Mas o quadro modificava-se consideravelmente à vista da casa estranha. Minha impressão era de que a grandeza e o poder das pessoas que estavam lá me esmagavam. Sentia medo e em minha pequenez gostaria de desaparecer sob a terra. O carrilhão que ressoava no interior da casa parecia um mau presságio. Desamparado e cheio de temor, sentia-me como um cão perdido. E quando minha mãe me havia preparado “convenientemente” antes da visita, era pior ainda. “Minhas mãos e meus sapatos estão sujos. Esqueci de trazer o lenço. Meu pescoço está encardido…” Tudo isso ecoava em meus ouvidos. Então, por teima, não transmitia as recomendações enviadas ou, sem qualquer motivo, ficava tímido ou amuado. Quando a situação se tornava quase insuportável, pensava no meu tesouro secreto do sótão, e isso me ajudava a reencontrar a dignidade humana.

O colégio me aborrecia. Tomava muito do tempo que eu teria preferido consagrar aos desenhos de batalhas ou a brincar com fogo.

A álgebra parecia tão óbvia para o professor, enquanto para mim os próprios números nada significavam: não eram flores, nem animais, nem fósseis, nada que se pudesse representar, mas apenas quantidades que se produziam, contando. A minha grande confusão era saber que as quantidades podiam ser substituídas por letras — que são sons — de forma que se podia ouvi-las.

Entretanto, o que mais me irritava era o princípio: “Se a = b e se b = c, então a = c.” Tendo sido dado, por definição, que a é diferente de b, por conseguinte não pode ser igual a b, e ainda menos a c.

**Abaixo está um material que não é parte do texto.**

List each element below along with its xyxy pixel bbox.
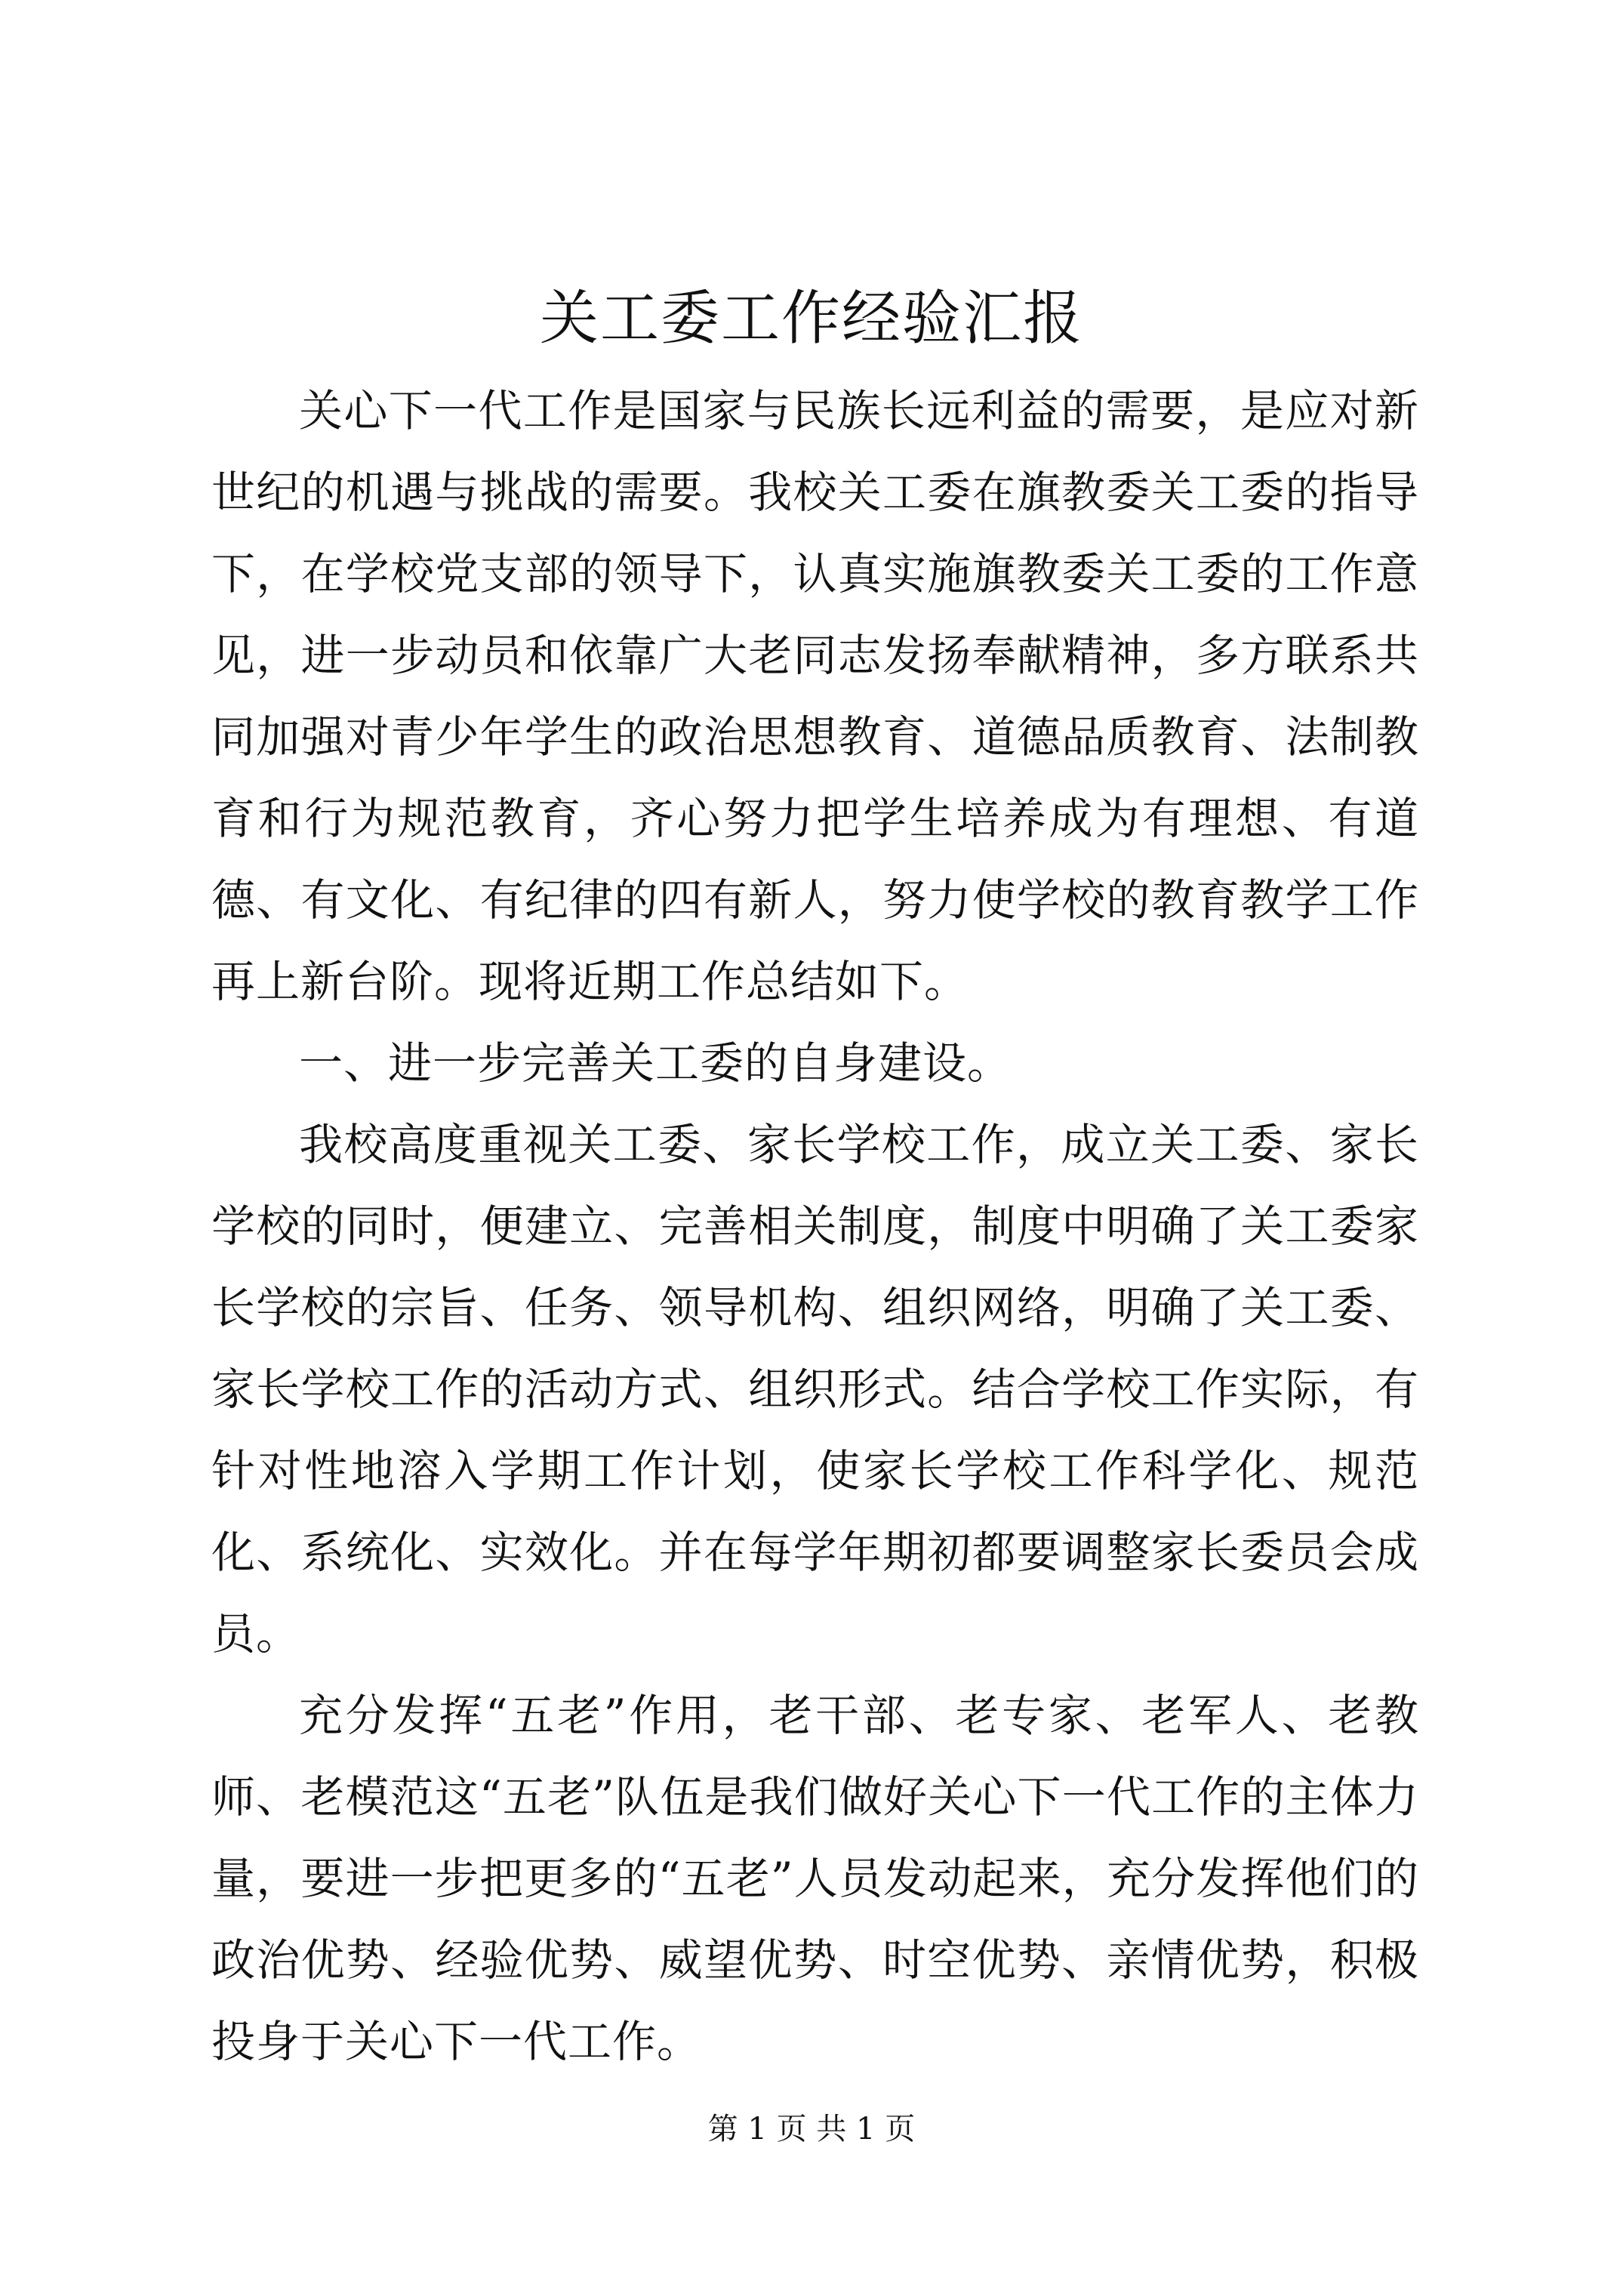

Quando se trata de uma igualdade, diz-se que a = a, b = b etc. Mas dizer que a = b me parecia uma fraude evidente, uma mentira.

O curioso é que eu tinha uma certa habilidade espontânea para o desenho, quando este dependia essencialmente do meu sentimento, circunstância que desconhecia nessa época. Sabia desenhar apenas o que ocupava a minha imaginação.”

 

JUNG, Carl Gustav. Memórias, sonhos, reflexões. Ed. Nova Fronteira, 2019, Local Kindle 748-836.